Pull Yourself Up By Your Bootstraps, But Not Too Far

The other thing I really don’t understand about this is how Republicans calling someone “elite” is supposed to be an insult.  Isn’t that what Republicanism promises?  That if you work really hard, you will be rewarded?  That rich people deserve their money and successful people deserve their success?

So then why for a Republican would calling someone an elitist be a bad thing?

Isn’t being able to rest assured that you’re better than everyone else the conservative goal?

10 thoughts on “Pull Yourself Up By Your Bootstraps, But Not Too Far

  1. Not really. Conservatives believe that you should pull yourself up by the bootstraps financially. But you shouldn’t have any of that book learnin’. That’s what makes you an elitist.

  2. According to the ‘conservative’ definition, an elitist is someone who has both the wisdom to see through the right-wing bullshit and the means* to make a lot of people hear her talk about it.

    *Wealth, connections, whatever.

  3. What Goldnl said. Also, elite is good. Elitist is bad because that’s when you know you’re elite. You’re supposed to be elite but think you’re just folks. Like Bill O’Reilly. (Having a TV show automatically makes you elite.)
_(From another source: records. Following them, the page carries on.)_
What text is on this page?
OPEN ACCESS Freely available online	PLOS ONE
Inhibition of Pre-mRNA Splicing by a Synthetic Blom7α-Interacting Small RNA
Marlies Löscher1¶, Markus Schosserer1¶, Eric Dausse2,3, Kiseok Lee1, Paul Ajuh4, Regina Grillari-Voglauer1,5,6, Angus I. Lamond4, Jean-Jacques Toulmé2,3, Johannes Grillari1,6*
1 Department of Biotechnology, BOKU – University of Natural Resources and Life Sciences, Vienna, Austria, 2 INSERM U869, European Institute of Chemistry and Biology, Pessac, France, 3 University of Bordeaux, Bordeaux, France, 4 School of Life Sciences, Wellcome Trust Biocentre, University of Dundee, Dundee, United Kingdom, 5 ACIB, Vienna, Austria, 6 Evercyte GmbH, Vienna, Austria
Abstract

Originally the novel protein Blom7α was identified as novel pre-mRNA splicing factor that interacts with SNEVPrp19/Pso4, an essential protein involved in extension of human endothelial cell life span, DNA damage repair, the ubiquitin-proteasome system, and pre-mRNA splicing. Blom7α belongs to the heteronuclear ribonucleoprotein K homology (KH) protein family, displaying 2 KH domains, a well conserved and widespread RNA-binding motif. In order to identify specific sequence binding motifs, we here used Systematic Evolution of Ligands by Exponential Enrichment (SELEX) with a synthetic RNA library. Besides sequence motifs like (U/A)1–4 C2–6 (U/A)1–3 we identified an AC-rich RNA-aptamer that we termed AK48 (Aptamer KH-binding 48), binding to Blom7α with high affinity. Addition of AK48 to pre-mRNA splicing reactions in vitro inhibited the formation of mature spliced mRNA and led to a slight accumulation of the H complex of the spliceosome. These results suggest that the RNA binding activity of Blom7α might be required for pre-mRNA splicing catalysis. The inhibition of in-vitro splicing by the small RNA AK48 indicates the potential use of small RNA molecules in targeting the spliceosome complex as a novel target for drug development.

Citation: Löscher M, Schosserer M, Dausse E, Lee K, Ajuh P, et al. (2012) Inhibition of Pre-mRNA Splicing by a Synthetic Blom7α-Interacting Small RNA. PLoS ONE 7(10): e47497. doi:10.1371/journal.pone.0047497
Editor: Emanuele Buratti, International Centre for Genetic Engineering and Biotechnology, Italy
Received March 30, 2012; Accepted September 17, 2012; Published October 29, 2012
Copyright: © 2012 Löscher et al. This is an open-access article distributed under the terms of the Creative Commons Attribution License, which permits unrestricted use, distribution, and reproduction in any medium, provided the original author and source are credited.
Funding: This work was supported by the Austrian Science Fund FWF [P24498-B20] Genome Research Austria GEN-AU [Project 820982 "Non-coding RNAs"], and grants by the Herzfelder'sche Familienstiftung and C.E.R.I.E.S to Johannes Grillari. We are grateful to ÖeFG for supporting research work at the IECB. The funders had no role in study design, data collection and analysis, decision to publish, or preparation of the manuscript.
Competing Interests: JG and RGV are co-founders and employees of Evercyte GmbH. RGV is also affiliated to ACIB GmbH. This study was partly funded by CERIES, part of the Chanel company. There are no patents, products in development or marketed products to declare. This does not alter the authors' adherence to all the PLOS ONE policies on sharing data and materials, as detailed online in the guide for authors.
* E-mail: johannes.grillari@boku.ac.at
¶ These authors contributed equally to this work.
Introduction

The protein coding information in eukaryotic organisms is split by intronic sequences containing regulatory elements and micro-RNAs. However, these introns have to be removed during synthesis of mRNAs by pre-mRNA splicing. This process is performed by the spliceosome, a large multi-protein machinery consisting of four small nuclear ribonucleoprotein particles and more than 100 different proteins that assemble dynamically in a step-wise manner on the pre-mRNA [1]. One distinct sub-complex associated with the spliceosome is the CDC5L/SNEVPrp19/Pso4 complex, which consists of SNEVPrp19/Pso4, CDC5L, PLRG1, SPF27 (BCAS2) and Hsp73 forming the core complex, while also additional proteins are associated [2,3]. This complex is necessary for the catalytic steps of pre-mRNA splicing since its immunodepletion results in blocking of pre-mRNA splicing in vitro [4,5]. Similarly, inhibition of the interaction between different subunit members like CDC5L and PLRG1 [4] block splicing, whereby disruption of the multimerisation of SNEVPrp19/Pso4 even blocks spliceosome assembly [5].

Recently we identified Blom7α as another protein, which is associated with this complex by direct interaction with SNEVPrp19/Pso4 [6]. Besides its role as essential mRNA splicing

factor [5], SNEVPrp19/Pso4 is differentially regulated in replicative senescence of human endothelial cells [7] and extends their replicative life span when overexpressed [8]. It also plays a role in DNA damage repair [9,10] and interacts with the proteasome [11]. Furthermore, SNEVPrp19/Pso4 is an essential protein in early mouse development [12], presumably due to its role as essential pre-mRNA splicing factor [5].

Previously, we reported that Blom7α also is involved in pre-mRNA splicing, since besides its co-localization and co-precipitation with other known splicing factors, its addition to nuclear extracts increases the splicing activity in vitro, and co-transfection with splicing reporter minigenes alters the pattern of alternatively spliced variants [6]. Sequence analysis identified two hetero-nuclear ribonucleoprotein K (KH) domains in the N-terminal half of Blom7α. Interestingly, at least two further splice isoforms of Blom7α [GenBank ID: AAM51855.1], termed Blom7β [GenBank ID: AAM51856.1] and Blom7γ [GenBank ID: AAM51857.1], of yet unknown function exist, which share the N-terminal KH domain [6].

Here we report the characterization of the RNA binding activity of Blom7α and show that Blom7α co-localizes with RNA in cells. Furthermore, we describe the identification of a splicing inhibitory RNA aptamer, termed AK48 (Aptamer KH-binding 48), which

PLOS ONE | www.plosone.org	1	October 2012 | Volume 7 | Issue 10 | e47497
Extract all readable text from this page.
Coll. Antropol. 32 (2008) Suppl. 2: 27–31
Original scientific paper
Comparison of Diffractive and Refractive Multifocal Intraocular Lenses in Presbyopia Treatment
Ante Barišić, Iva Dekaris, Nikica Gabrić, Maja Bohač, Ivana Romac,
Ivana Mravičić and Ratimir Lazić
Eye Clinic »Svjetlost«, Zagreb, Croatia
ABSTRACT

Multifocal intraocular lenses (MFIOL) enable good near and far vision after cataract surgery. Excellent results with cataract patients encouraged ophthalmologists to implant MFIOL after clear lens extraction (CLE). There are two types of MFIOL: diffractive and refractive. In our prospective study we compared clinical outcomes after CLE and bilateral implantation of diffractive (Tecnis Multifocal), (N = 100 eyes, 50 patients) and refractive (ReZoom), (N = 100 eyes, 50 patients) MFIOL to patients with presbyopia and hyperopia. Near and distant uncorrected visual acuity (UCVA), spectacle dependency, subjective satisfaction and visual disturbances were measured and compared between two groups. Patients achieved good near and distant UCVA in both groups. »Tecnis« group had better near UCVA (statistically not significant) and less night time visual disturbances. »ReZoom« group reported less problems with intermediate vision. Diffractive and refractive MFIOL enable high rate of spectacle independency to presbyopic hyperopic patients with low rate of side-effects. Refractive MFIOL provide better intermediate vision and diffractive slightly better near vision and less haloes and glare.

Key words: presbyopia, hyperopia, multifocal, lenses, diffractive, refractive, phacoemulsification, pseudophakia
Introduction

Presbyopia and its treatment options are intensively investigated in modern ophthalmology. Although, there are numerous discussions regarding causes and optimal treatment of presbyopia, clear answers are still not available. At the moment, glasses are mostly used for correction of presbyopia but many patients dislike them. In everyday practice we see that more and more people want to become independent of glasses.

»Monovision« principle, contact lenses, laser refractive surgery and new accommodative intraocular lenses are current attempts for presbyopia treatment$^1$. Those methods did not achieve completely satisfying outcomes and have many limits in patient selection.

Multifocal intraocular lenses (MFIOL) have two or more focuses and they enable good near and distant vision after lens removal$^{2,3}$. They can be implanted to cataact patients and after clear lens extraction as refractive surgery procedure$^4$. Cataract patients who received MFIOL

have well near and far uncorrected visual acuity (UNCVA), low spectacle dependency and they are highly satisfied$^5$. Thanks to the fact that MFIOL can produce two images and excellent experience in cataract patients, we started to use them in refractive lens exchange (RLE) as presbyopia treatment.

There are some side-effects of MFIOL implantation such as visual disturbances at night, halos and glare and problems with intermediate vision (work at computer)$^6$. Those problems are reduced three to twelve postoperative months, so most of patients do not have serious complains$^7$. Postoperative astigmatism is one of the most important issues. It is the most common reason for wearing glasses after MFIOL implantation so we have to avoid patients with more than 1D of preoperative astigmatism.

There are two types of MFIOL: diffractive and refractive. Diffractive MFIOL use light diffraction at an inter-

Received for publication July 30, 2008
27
  4. Elitist: “The belief that certain persons or members of certain classes or groups deserve favored treatment by virtue of their perceived superiority, as in intellect, social status, or financial resources. ”

    I think it’s more the hypocrisy coming from the Democrats rather than the elitism itself.

    They tell you to conserve energy then get on their private jets, or head back to their immense mansions, while we’re told not to turn the thermostat up to (or down to) 72 degrees.

    Leadership in that area would require moving to a ranch in Crawford, Texas. =)

  5. Yeah, you know how it is. No one ought to support measures that help the poor except the poor. Otherwise it’s hypocrisy. Because no one can have fellow-feeling for (shudder) poor people who isn’t poor, because poor people are so (shudder) poor and yucky. Anyone who isn’t poor who tries to help is a liar and a hypocrite, and those are elitist faults. Whereas those who support measures that harm the poor and help them to stay poor, they are honest and straightforward in doing these things, so there’s no hypocrisy involved.

  6. i think i’d been here in the U.S. about, oh, maybe six months at most, before i quietly noted to myself that hypocrisy — certainly not baseball — is the american national sport. everybody here seems to play it, and just about everyone hypocritically refuses to admit it, probably as a standard move in the game. eight-and-a-half years later and i’ve never had the slightest reason to revise that conclusion.

    so, y’know, either one of the major parties here accusing the other one of hypocrisy is a dose of irony that would have been nigh lethal before i began my americanization. it would be to laugh, if only it were actually funny.

  7. Not quite, guys. Conservatives believe in the possibility of elevating one’s own station thru hard work and determination AND education. Elitism,when referred to by most conservatives, means the sort of arrogance that often accompanies certain povs. In other words its not the station in life but the attitude of the stationholder.

  8. I would buy that argument, except that I’m just not sure how “lay off the attacks on my wife” can be twisted into a viewpoint that suggests arrogance, except through partisan hypocrisy. I mean, if I attack a candidate’s spouse’s words, and the candidate tells me to quit that, I may well say, “nah, I’m not gonna and you can’t make me.” But unless I am starting from the supposition that the candidate is somehow acting in all s/he does out of bad faith (which is the partisan hypocrisy I mean), I just don’t see how I get to “it’s elitist of you to want me to stop attacking your spouse.”

  9. I am usually a big defender of “words mean certain things and not others” but in this case, I think y’all are missing what he’s doing. He just wants to say “elitist” and his opponent’s name ten thousand times in print and on air before the election. It doesn’t matter in what context or whether it makes sense. It’s the pairing that matters.

    The GOP is lacking its own desirable brand identity — can’t claim fiscal conservatism, small and responsible government, strong moral values any more without stepping on tacks dropped by their own prominent members.

    Thus, the strategy is to make Obama’s strengths — a sound education in constitutional law, a charming wit, the ability to articulate complex ideas clearly, his analytic capacity, his unwillingness to talk down to Americans like they are idiots — and transform them into a weakness. Mark called this a while ago; Hobbs has been trying for months, in so many words, to rebrand Obama as uppity.

    Doesn’t matter whether any particular behavior actually is elitist. It matters that people associate the word “elitist” with the opposing candidate.